La noche anterior había caído la primera nevada en Maine. Yo no tenía experiencia con los inviernos de Nueva Inglaterra, así que me había subido a la camioneta confiando en que todo saliera bien. Pero mis esperanzas se desvanecieron demasiado pronto. La caja de la camioneta comenzó a serpentear y sacudirse por la nieve resbalosa e hizo que la camioneta girara. La llovizna hizo que el volante fuera imposible de controlar y el foco delantero derecho tiró abajo tres buzones del lado izquierdo de la calle.
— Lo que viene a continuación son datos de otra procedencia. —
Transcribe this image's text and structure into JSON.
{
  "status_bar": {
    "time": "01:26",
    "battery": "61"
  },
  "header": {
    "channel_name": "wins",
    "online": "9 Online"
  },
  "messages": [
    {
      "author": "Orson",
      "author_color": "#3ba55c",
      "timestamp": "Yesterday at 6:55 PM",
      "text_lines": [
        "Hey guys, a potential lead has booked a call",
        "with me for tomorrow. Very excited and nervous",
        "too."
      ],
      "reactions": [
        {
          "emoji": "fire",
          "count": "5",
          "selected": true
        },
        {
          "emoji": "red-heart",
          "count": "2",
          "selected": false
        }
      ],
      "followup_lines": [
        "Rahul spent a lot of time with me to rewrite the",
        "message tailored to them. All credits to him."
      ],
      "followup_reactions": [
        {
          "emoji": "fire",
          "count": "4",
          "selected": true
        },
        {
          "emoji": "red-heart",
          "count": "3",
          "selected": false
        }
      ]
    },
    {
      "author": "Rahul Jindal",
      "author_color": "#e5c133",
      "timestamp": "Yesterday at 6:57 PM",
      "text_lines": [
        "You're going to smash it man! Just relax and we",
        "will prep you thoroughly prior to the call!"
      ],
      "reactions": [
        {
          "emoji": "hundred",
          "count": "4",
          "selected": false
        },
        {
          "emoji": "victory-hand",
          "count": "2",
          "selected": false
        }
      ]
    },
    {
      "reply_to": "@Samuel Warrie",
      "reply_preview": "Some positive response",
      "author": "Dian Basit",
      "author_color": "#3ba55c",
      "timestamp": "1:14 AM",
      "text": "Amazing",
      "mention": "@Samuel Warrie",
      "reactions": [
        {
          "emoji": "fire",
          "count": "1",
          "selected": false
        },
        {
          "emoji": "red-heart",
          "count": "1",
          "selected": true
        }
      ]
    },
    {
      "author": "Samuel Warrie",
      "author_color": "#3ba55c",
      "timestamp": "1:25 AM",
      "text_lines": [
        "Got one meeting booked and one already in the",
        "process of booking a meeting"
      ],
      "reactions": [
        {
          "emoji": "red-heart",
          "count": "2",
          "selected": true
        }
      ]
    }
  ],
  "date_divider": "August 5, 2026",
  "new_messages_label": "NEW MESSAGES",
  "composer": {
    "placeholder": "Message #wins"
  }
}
Mientras hacía las llamadas telefónicas necesarias y me quejaba de mi situación con amigos y familiares, recibí poca compasión. Todos parecían tener la misma sugerencia: “Deberías poner bolsas de arena en la caja de la camioneta”. De algún modo, nunca había escuchado de ese truco. Me parecía poco probable que una bolsa de arena pudiera controlar el invierno traidor entre mi departamento y el colegio. Sin embargo, escuché los consejos y, después de comprar un par de bolsas de arena en la ferretería local, nunca más tuve problemas con el hielo.
Mi camioneta necesitaba algo que la mantuviera estable en su viaje resbaladizo, y nosotros también. Los medios gritan “¡Sigue tu corazón!”, pero la Biblia dice: “Engañoso es el corazón más que todas las cosas” (Jer. 17:9). No podemos confiar en él. Tenemos una guía más firme que nos mantendrá estables en las pendientes más resbaladizas de la vida: “Pero el fundamento de Dios está firme” (2 Tim. 2:19), y podemos confiar en su Palabra. Si seguimos nuestro corazón, chocamos y caemos en la ruina. En cambio, si podemos adoptar la oración de David como propia, diremos: “Lámpara es a mis pies tu palabra, y lumbrera a mi camino” (Sal. 119:105).